High-dimensional datasets that do not exhibit a clear intrinsic clustered structure pose a challenge to conventional clustering algorithms. For this reason, we developed an unsupervised framework that helps scientists to better subgroup their datasets based on visual cues, please see Gao S, Mutter S, Casey A, Makinen V-P (2019) Numero: a statistical framework to define multivariable subgroups in complex population-based datasets, Int J Epidemiology, 48:369-37, . The framework includes the necessary functions to construct a self-organizing map of the data, to evaluate the statistical significance of the observed data patterns, and to visualize the results.

Overview

In textbook examples, multivariable datasets are clustered into distinct subgroups that can be clearly identified by a set of optimal mathematical criteria.

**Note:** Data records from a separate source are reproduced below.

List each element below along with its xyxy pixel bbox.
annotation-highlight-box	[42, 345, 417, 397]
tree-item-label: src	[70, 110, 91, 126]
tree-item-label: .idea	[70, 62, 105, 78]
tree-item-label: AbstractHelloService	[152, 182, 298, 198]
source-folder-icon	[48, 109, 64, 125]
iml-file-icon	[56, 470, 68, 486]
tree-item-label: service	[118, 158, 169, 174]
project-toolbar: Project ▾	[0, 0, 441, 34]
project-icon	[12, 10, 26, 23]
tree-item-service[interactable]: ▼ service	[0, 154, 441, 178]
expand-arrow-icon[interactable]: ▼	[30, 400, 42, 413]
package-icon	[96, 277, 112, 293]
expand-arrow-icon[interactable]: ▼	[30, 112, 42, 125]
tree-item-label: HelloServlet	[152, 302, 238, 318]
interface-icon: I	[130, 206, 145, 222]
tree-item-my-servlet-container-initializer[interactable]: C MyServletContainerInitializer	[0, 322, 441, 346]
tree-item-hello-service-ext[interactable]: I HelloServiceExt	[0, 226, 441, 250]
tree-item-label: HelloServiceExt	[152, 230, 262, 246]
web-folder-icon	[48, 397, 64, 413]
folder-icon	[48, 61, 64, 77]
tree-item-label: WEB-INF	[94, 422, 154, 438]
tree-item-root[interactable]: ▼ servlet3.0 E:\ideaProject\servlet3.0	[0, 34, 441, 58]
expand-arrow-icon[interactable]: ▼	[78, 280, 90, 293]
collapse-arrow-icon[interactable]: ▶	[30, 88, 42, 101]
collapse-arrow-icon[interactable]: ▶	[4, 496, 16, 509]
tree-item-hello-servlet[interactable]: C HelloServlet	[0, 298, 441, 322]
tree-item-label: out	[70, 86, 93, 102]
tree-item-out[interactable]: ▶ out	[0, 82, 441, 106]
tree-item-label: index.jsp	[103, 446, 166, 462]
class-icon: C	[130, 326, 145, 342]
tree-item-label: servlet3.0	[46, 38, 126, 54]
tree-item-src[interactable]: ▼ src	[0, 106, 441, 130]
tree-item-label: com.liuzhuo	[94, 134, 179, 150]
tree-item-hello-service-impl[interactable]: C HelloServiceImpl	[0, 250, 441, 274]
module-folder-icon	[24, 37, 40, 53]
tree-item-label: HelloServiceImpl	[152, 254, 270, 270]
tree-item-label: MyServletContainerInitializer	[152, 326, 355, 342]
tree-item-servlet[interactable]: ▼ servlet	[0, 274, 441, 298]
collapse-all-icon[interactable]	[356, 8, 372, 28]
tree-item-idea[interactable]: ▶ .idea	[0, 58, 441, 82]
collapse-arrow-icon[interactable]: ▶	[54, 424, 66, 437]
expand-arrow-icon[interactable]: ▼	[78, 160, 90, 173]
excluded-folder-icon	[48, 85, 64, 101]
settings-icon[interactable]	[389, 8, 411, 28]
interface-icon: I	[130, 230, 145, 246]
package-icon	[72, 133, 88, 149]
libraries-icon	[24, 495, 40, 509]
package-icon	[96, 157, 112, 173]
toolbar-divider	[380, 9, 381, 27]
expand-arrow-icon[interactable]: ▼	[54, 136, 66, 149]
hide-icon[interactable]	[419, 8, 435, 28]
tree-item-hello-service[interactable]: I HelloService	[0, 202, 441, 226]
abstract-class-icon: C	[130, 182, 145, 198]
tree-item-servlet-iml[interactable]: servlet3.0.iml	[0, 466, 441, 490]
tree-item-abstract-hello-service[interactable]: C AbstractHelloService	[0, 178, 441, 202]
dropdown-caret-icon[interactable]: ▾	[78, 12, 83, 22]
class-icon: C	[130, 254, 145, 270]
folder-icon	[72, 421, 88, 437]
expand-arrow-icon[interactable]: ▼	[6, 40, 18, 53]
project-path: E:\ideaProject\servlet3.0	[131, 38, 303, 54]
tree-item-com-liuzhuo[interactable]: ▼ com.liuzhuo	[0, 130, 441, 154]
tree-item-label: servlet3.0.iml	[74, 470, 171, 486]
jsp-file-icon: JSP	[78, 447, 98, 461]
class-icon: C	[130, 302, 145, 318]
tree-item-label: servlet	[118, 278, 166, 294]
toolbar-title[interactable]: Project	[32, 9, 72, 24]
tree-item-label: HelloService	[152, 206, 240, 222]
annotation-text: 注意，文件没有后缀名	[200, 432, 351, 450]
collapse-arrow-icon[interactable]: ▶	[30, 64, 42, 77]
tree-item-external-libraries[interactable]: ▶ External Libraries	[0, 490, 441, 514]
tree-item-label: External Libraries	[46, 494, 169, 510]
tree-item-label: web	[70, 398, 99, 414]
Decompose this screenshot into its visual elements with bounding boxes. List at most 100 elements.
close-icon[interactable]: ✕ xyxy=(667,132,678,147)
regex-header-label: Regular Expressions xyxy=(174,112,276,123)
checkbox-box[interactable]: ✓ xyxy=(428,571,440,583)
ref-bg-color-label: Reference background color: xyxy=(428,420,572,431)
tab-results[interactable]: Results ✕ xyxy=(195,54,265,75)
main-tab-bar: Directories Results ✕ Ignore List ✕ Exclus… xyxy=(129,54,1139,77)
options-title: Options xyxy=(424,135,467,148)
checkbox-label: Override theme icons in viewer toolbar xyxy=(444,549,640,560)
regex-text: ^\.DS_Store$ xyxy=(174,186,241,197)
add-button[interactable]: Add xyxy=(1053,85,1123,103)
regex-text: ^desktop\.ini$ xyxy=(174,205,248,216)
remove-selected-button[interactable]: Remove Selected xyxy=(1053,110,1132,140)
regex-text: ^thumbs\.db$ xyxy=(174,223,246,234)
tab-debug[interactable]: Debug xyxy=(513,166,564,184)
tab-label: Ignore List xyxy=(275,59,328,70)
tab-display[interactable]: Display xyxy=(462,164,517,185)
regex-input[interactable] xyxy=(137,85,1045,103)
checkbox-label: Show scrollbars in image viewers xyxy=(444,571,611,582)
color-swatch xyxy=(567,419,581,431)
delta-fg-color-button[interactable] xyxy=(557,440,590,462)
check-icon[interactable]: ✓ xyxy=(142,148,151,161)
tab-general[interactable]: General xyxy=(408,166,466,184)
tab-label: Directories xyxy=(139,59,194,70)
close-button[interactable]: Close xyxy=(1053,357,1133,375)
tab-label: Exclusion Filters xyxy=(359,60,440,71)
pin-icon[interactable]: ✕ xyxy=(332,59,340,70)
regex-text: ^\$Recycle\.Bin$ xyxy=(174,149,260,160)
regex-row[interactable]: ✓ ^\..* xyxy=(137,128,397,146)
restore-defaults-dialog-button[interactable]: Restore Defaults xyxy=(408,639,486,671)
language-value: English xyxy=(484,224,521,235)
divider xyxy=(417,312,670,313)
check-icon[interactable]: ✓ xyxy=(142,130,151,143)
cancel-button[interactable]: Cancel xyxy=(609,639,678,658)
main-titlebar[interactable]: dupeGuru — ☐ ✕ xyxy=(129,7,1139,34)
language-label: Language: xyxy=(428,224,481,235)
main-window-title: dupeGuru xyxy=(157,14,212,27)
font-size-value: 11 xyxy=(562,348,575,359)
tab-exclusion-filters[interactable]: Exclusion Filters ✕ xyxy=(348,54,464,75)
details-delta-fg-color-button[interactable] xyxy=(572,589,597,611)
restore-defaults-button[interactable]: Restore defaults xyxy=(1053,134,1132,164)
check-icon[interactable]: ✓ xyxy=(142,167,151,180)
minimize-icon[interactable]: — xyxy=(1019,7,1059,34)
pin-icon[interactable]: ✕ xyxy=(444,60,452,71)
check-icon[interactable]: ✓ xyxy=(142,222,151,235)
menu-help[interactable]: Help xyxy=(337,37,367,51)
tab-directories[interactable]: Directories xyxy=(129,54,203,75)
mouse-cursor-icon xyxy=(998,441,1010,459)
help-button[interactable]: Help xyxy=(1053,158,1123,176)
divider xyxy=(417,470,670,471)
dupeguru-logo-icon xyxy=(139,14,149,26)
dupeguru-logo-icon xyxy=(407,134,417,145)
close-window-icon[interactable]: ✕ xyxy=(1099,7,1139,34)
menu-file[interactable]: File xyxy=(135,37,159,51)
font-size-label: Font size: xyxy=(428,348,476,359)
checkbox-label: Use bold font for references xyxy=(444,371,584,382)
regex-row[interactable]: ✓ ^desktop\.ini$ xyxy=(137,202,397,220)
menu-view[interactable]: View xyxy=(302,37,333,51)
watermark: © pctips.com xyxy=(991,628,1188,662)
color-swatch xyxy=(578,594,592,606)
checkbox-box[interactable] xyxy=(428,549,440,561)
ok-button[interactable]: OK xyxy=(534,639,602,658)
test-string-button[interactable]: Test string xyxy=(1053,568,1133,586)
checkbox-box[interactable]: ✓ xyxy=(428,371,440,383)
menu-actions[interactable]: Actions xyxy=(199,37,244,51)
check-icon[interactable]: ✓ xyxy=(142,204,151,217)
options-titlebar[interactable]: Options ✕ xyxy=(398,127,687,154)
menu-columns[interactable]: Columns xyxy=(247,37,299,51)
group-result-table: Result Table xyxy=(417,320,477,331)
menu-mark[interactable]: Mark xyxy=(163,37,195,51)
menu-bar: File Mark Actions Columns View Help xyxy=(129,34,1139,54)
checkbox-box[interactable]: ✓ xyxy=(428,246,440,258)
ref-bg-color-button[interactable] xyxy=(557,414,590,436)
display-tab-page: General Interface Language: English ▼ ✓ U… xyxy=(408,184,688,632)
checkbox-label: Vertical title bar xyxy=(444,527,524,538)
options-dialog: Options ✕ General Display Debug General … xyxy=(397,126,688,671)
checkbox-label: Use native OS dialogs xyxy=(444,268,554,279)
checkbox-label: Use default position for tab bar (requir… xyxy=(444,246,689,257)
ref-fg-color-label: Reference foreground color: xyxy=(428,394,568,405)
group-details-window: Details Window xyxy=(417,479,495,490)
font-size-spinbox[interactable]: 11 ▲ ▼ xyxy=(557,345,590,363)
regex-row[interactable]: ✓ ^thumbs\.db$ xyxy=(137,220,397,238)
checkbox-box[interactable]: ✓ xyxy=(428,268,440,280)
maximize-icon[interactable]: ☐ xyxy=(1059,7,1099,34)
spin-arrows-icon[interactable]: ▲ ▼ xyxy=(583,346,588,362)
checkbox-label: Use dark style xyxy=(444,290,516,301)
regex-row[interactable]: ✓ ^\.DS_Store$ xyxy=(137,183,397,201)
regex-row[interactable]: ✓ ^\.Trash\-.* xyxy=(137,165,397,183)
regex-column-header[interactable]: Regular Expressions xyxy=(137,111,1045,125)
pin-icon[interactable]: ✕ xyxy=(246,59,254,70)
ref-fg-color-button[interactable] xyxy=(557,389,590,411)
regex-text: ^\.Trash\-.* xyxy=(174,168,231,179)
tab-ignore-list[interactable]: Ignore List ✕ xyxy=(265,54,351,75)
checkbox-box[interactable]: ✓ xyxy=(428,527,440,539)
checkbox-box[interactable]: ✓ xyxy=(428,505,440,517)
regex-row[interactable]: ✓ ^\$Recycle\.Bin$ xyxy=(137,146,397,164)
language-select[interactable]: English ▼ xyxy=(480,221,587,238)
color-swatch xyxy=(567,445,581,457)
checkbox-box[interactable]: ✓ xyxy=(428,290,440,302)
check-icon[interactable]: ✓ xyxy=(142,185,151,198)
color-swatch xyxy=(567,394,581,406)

However, many real-world datasets arise from synergistic consequences of multiple effects, noisy and partly redundant measurements, and may represent a continuous spectrum of the different phases of a phenomenon. In medicine, complex diseases associated with ageing are typical examples. An individual’s data reflects the combination of genetic and environmental factors that have had cumulative effects over decades, and incidental factors at the time of the measurements. Furthermore, each individual typically has a unique mix of multiple ailments and morbidities that depend on physiology and circumstances. We postulate that population-based biomedical datasets (and many other real-world examples) do not contain an intrinsic clustered structure that would give rise to mathematically well-defined subgroups. From a modeling point of view, the lack of intrinsic structure means that the data comprise a contiguous cloud in high-dimensional space without abrupt changes in density to indicate subgroup boundaries, hence a mathematical criteria cannot segment the cloud purely by its internal structure. Yet we need data-driven classification and subgrouping to aid decision-making and to facilitate the development of testable hypotheses. For this reason, we developed the Numero package, a more flexible and transparent process that allows human observers to create usable multivariable subgroups even when conventional clustering frameworks struggle.

Installation

# Install Numero from the CRAN repository:

install.packages("Numero")

Usage

The vignette of the package contains a practical real-life example of how to use the Numero R functions to define subgroups within a biomedical dataset.